A 3 kg block moving at 2 m/s collides elastically with a stationary 1 kg block. After the collision, what are the velocities of the two blocks?

• A. v1' = 2 m/s; v2' = 2 m/s
• B. v1' = 0 m/s; v2' = 4 m/s
• C. v1' = 1 m/s; v2' = 3 m/s
• D. v1' = -1 m/s; v2' = 2 m/s

Answer: (C)

In a one-dimensional elastic collision, both momentum and kinetic energy are conserved, and the relative speed of the two blocks after impact reverses sign compared to before. With a 3 kg block moving at 2 m/s and a 1 kg block at rest, you can use the elastic-collision formulas or solve the two conservation equations.

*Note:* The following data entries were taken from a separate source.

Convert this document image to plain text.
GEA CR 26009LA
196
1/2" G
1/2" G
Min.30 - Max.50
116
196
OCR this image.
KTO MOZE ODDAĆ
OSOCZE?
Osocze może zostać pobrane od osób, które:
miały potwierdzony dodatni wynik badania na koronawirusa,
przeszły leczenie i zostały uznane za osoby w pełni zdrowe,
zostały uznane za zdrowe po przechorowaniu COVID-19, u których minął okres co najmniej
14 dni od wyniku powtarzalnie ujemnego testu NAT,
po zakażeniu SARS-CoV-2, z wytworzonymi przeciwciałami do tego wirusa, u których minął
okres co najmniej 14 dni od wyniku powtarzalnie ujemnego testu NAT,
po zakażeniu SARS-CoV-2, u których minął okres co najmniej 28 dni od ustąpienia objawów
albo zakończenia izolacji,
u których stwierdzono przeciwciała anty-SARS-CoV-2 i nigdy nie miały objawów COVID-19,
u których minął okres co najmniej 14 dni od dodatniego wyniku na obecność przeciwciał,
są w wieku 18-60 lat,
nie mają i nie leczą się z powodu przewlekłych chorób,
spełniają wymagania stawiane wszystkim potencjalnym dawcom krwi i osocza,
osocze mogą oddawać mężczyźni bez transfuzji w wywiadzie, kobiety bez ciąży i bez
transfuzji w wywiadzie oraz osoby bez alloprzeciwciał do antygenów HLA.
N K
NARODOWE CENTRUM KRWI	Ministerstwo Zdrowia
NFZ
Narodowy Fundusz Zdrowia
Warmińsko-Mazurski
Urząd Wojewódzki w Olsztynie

Using the standard elastic-collision result:

v1' = [(m1 − m2)/(m1 + m2)] u1 + [2m2/(m1 + m2)] u2

v2' = [2m1/(m1 + m2)] u1 + [(m2 − m1)/(m1 + m2)] u2

Plugging in m1 = 3, m2 = 1, u1 = 2, u2 = 0:

v1' = [(3 − 1)/4]·2 + [2·1/4]·0 = (2/4)·2 = 1 m/s

v2' = [2·3/4]·2 + [(1 − 3)/4]·0 = (6/4)·2 = 3 m/s

So the heavier block ends up at 1 m/s and the lighter block at 3 m/s, both in the original direction. The other possible outcomes don’t satisfy the velocity-reversal condition required by an elastic collision.